Smart drug delivery platforms reprogramming cancer immune cycle to mitigate immune resistance of pancreatic tumors

Immunotherapy has emerged as a promising strategy for pancreatic ductal adenocarcinoma (PDAC) therapy, yet its clinical efficacy suffers from the immunosuppressive tumor microenvironment (ITM). This ITM contributes to immune resistance by impeding the cancer immune (CI) cycle at multiple stages, including impaired antigen release and presentation, inadequate T cell priming and activation, restricted T cell infiltration, and compromised T cell cytotoxicity within the tumor. To address these challenges, smart drug delivery systems have emerged as a transformative strategy to precisely modulate the CI cycle, thereby reversing the ITM and restoring the anti-tumor immunity.
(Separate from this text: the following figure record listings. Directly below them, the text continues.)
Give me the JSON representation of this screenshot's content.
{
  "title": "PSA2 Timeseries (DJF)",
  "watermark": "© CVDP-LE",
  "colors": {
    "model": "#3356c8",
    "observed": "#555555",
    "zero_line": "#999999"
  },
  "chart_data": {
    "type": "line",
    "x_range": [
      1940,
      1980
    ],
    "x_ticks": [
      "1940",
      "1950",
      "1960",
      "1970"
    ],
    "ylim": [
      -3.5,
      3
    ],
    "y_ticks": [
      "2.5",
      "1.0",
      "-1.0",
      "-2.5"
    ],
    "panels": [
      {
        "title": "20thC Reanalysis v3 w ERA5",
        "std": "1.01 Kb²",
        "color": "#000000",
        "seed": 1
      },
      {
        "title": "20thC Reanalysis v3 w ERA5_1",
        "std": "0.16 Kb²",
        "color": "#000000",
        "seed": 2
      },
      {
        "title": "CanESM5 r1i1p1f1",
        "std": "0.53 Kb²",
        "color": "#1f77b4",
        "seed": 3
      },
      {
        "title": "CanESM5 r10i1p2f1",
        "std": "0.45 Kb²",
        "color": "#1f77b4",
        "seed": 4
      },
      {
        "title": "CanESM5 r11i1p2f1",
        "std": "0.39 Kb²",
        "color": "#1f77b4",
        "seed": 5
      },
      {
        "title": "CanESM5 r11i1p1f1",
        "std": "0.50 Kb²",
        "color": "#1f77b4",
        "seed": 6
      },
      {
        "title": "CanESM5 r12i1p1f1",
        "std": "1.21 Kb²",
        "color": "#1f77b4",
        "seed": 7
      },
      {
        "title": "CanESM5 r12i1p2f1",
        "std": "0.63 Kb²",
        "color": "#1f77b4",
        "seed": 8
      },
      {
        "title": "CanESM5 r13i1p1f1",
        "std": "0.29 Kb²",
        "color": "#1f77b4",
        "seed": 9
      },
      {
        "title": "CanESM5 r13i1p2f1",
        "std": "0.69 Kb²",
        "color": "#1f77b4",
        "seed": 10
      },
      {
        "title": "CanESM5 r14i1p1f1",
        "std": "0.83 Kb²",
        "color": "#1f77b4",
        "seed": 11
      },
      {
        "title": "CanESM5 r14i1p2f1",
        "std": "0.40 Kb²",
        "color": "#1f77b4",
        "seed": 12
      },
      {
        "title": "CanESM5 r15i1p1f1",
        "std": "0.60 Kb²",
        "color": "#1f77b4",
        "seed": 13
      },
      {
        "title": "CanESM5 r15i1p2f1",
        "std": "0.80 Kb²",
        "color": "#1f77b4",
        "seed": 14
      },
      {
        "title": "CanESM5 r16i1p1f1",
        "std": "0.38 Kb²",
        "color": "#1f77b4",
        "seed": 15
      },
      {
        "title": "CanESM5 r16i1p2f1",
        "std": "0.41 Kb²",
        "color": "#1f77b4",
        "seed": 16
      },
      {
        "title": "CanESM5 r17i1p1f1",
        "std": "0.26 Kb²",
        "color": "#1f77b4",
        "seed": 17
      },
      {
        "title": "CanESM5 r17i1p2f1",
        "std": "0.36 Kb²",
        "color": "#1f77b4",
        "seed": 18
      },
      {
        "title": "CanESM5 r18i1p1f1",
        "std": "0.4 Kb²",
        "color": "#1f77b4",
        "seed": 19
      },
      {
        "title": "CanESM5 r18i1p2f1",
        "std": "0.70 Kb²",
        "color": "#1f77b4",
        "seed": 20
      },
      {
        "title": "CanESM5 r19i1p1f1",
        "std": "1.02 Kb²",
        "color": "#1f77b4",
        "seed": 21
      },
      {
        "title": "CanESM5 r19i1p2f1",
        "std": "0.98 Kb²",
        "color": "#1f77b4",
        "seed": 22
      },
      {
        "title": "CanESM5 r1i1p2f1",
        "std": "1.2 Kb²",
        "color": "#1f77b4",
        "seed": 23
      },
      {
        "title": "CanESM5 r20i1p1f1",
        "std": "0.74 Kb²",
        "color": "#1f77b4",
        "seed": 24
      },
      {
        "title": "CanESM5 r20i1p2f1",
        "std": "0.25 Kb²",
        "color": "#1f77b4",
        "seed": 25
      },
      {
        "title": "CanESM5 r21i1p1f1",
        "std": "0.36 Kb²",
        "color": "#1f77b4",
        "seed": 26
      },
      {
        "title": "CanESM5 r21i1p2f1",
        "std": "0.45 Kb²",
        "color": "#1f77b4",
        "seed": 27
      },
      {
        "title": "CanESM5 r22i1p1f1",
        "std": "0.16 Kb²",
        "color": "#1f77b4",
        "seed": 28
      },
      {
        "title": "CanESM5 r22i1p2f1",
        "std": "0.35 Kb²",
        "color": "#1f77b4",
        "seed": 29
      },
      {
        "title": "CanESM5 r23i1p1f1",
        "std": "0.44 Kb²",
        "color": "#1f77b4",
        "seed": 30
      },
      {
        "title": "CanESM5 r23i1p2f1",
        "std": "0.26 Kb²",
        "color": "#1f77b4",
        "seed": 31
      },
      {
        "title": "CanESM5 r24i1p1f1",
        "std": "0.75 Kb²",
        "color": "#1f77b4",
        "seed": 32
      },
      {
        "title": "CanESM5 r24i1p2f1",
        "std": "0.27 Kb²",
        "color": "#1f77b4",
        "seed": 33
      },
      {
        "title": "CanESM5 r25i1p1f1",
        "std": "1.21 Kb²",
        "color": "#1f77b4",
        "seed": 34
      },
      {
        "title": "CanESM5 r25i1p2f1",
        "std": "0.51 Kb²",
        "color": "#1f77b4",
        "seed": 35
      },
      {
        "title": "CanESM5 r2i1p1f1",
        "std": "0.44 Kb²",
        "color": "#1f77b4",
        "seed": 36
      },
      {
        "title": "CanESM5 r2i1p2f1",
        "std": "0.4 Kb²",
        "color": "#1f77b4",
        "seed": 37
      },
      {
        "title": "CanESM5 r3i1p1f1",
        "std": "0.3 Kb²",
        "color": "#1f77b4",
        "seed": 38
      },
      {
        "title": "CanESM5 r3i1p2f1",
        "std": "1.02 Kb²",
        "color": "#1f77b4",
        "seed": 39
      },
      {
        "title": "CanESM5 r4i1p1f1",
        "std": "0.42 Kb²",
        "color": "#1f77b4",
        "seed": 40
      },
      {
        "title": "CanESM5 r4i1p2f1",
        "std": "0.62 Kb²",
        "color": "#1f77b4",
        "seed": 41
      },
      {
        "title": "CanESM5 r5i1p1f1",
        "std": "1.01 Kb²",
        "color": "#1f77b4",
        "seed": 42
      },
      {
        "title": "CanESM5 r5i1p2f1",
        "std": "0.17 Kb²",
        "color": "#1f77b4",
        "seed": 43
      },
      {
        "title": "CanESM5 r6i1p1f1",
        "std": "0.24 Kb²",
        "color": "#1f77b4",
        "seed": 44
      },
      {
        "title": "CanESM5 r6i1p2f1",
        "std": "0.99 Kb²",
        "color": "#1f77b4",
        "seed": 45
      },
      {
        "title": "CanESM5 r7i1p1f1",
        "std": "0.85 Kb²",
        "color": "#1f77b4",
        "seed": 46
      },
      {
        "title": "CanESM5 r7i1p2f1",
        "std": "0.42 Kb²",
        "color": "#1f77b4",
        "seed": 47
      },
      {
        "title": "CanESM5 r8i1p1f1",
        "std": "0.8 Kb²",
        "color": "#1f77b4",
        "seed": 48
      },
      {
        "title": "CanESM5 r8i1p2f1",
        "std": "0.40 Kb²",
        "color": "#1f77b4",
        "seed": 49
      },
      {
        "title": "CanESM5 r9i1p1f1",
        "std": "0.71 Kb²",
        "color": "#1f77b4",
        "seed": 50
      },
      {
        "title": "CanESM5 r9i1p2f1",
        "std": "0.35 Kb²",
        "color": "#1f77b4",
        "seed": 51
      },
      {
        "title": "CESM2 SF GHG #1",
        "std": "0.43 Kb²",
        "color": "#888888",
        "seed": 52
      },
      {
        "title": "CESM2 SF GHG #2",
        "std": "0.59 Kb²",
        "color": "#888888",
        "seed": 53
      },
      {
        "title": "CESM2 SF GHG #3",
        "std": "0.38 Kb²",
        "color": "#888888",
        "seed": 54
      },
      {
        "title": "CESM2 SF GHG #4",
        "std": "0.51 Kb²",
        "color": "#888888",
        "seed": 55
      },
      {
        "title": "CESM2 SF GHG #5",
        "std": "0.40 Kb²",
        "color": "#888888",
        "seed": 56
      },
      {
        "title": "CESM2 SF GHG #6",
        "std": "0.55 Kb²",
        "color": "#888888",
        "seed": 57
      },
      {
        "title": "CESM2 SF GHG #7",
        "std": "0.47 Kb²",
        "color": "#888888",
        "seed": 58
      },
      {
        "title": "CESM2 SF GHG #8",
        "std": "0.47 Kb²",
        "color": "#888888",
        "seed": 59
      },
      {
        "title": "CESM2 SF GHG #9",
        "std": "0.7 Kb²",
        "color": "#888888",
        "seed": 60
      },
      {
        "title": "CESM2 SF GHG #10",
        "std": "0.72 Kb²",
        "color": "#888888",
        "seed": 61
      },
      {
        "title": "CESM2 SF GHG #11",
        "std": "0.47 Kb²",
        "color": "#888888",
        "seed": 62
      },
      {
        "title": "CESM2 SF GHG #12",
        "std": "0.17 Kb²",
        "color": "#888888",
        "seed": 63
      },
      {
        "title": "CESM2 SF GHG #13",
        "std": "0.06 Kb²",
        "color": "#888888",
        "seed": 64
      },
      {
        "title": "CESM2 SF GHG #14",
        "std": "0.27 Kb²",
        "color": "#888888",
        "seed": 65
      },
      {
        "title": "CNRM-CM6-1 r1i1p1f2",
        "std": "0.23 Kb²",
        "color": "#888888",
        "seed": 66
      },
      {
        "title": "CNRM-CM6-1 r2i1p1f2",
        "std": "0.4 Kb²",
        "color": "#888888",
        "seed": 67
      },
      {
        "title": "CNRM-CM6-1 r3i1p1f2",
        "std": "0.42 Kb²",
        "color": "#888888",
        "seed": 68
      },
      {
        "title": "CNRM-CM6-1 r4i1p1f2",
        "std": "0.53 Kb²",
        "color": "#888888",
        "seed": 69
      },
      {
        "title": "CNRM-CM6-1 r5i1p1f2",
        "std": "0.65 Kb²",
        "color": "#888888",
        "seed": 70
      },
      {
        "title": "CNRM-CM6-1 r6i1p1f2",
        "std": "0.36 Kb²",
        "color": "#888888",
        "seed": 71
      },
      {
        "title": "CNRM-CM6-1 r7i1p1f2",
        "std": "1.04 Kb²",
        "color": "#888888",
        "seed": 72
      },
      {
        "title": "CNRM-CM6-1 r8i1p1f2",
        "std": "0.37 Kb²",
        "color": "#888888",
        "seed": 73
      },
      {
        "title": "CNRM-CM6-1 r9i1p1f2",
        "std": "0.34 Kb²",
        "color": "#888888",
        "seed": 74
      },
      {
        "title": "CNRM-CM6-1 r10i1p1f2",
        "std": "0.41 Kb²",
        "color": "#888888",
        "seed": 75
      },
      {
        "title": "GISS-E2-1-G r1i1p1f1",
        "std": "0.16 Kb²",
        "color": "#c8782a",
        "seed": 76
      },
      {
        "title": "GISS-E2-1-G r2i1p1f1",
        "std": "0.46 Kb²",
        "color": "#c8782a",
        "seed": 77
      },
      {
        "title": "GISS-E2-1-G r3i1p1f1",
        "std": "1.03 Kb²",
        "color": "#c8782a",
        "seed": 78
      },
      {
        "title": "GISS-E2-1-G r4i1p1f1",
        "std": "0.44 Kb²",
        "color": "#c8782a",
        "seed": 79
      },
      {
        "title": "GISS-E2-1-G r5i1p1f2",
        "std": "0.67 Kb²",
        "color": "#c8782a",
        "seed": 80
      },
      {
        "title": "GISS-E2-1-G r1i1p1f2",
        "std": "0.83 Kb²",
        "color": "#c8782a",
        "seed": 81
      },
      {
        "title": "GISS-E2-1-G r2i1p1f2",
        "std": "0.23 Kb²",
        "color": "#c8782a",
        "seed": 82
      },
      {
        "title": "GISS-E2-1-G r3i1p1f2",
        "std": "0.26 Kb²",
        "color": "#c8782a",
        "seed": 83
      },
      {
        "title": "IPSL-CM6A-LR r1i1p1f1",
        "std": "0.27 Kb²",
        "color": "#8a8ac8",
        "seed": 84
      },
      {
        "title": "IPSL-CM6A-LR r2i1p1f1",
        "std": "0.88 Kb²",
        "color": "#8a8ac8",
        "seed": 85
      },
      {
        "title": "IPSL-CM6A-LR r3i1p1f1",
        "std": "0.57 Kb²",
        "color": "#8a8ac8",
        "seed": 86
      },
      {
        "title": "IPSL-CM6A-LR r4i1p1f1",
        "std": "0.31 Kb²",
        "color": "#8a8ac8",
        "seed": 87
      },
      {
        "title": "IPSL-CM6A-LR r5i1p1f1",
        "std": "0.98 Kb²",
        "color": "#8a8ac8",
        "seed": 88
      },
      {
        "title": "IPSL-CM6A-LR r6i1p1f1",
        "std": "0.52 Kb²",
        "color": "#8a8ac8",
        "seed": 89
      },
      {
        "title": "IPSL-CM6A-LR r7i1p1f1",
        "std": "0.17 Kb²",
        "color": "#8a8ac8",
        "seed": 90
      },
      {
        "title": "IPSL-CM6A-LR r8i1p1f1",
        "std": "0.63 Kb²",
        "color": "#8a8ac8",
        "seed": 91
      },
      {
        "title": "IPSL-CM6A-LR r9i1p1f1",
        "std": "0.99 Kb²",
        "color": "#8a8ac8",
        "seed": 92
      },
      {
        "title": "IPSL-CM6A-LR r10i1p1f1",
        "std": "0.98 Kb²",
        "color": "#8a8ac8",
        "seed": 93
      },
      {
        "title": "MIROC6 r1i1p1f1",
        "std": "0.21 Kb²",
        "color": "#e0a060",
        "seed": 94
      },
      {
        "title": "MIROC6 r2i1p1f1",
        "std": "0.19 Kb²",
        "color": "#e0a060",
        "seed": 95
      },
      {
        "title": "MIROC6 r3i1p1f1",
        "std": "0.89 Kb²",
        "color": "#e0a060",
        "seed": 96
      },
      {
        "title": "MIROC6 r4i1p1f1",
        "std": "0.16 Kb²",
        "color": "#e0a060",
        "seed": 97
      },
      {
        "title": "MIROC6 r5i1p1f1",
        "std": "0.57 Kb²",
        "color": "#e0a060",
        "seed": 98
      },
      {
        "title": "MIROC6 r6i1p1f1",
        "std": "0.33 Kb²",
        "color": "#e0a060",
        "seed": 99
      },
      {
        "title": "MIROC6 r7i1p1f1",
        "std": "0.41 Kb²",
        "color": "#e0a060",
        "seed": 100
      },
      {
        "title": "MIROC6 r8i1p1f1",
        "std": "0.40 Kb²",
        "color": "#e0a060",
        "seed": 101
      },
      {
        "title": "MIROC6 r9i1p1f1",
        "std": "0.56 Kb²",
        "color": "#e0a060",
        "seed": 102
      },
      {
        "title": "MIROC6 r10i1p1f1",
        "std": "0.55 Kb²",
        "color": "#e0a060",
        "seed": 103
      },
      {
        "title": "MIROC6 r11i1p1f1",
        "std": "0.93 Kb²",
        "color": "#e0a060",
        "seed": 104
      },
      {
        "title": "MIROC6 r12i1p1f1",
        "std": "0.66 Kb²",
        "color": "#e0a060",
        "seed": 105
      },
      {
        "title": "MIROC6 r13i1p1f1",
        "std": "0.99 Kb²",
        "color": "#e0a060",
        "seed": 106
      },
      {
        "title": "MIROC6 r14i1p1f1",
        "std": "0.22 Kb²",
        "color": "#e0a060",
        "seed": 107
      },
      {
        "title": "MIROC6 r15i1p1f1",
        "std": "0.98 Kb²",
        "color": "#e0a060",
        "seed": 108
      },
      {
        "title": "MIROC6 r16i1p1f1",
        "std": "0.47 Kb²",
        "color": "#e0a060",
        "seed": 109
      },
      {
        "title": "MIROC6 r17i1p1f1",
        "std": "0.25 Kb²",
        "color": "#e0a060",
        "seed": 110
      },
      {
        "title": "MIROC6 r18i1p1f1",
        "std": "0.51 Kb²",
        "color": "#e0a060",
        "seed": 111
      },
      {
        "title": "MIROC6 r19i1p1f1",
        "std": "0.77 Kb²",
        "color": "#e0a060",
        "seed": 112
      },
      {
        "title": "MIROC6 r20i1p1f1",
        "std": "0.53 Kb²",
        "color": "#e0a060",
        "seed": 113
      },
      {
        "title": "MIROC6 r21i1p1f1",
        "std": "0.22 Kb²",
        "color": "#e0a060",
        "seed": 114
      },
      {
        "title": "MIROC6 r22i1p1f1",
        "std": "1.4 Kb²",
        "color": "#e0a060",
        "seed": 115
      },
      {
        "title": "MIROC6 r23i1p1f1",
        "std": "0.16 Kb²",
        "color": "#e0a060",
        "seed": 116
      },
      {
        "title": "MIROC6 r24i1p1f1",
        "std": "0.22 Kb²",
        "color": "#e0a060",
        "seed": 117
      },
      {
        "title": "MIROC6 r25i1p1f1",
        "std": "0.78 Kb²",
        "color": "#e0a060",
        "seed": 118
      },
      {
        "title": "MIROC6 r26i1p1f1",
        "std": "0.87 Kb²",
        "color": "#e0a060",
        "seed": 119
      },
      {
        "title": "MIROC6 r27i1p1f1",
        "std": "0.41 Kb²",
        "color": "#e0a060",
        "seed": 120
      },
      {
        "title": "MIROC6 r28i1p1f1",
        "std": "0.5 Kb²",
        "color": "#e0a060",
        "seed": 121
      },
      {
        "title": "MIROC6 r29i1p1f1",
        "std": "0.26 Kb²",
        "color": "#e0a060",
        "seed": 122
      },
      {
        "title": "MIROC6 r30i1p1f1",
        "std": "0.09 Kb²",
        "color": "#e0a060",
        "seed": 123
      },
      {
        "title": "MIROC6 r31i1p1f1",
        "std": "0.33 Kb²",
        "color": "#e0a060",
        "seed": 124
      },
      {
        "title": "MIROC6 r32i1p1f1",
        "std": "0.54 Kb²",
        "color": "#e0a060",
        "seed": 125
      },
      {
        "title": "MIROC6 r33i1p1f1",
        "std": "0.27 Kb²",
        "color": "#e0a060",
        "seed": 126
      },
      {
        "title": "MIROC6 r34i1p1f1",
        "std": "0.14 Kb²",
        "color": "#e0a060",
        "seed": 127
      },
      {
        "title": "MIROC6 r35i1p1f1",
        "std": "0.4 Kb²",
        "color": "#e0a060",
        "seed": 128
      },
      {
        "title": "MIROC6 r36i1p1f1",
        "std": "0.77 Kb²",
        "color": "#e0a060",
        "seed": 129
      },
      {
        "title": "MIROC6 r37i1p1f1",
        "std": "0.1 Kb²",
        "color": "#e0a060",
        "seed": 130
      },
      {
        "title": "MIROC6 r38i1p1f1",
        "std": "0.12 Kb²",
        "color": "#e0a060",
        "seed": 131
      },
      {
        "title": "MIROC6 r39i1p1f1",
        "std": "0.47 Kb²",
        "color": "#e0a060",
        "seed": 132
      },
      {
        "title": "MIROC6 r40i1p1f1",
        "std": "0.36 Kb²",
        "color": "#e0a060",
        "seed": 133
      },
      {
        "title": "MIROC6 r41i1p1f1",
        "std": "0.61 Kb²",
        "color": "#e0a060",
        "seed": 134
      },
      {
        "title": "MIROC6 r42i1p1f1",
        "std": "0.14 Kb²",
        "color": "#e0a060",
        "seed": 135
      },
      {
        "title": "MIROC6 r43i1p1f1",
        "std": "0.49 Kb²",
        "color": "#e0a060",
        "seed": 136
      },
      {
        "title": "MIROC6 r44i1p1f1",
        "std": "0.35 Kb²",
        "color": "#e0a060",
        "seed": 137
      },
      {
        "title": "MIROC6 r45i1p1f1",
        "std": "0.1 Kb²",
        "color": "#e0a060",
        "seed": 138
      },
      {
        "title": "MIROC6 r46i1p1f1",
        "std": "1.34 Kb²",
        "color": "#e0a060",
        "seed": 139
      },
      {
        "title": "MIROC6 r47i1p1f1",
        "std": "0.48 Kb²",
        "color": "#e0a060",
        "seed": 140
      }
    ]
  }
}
In this review, we systematically dissect the clinical landscape of PDAC immunotherapy, outline key mechanisms of impaired CI cycle to drive immunotherapy resistance, and explore smart drug delivery platforms for reinitiating CI cycle. We further discuss the latest preclinical advances of precisely engineered drug delivery systems, and provide a perspective on their potential to harness the CI cycle and overcome immunotherapy resistance in PDAC. This review not only summarizes current progress but also provides a forward-looking perspective on next-generation immunotherapies, emphasizing the role of neuro-immune interactions and the rational design of spatiotemporally tunable, circadian rhythm-adaptable drug delivery systems.